If you prefer that your data displays both labeled and unlabeled versions of data, you can add another sheet in the same file to add the labeled data. Upon close inspection of your exported Excel Spreadsheet, you will see that it has only one sheet, i.e.,
To include a new sheet with labeled data named “Labeled”, we can introduce the “sheet()” option. Your command to successfully execute the desired results should be,
export excel autodta.xlsx, firstrow(variables) sheet(“Labeled”)
Your desired sheet, with labeled data will be exported as such,
Please remember that while executing this command, we have to omit the replace option.
You can customize this sheet as per your desire too. Let us assume that for this sheet, you do not want the variables to be shown in the first row. However, if you execute the command,
export excel autodta.xlsx, sheet(“Labeled”)
you would receive an error message.
However, this error message also provides you with a way around your problem. Thus, getting guided by the error message, we use the modify and replace option to inculcate changes in the sheet. The command,
export excel autodta.xlsx, sheet("Labeled", replace)
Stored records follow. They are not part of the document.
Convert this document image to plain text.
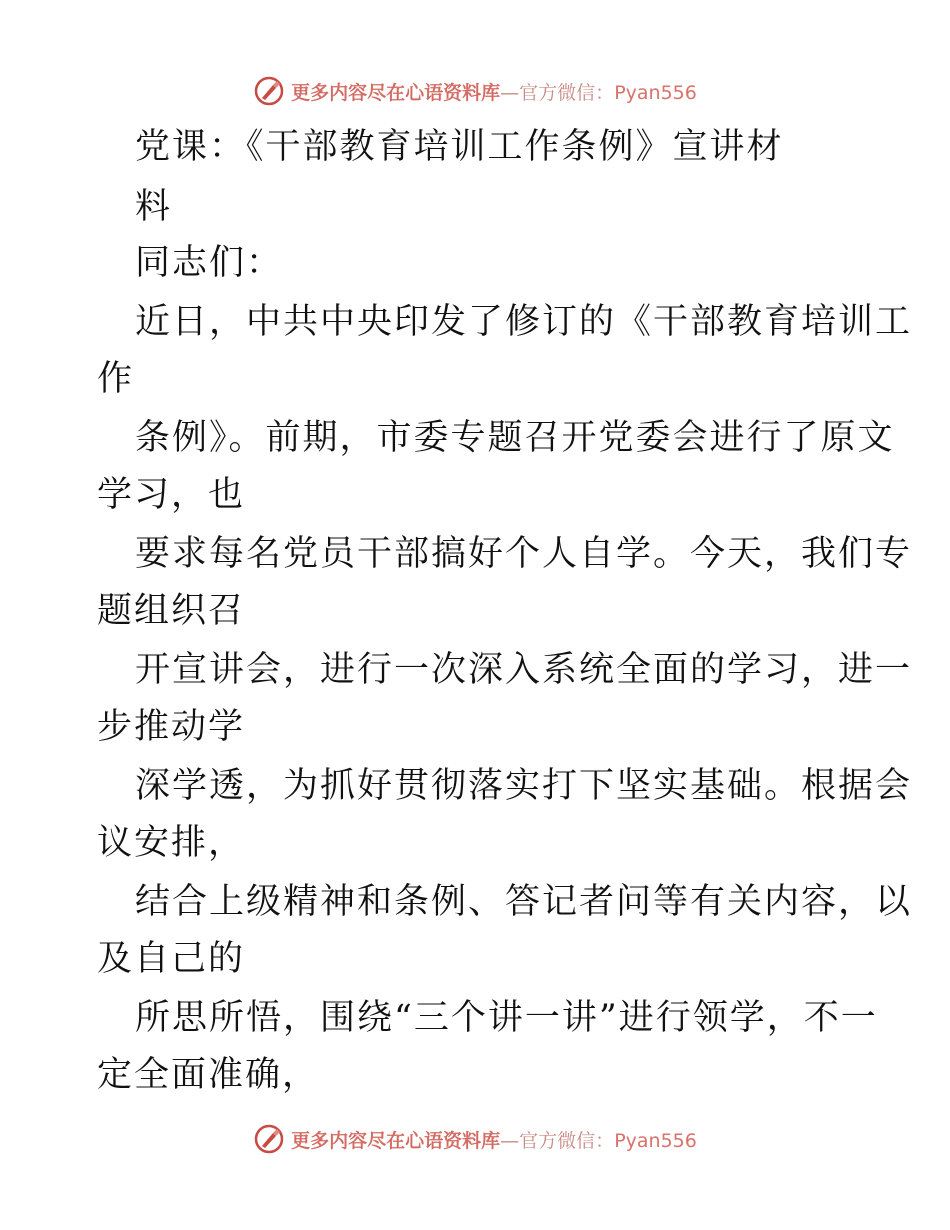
更多内容尽在心语资料库—官方微信：Pyan556
党课：《干部教育培训工作条例》宣讲材
料
同志们：
近日，中共中央印发了修订的《干部教育培训工
作
条例》。前期，市委专题召开党委会进行了原文
学习，也
要求每名党员干部搞好个人自学。今天，我们专
题组织召
开宣讲会，进行一次深入系统全面的学习，进一
步推动学
深学透，为抓好贯彻落实打下坚实基础。根据会
议安排，
结合上级精神和条例、答记者问等有关内容，以
及自己的
所思所悟，围绕“三个讲一讲”进行领学，不一
定全面准确，
更多内容尽在心语资料库—官方微信：Pyan556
will get you your anticipated results.
You can also save the dates in your data in String format in Stata before exporting them to Excel through the datestring(“format”) option. First, ensure that you know the display formats required for your date variables. You can view these formatting options along with their codes from
help export excel
Once you decide on the format, you can devise your export excel command based on your requirements. A standard command for this would be,
export excel using "autodta.xlsx", firstrow(variables) datestring("%tdMon_DD,_CCYY") replace
help export excel
is always ready to pull you out of any discomfort during Exports in Excel.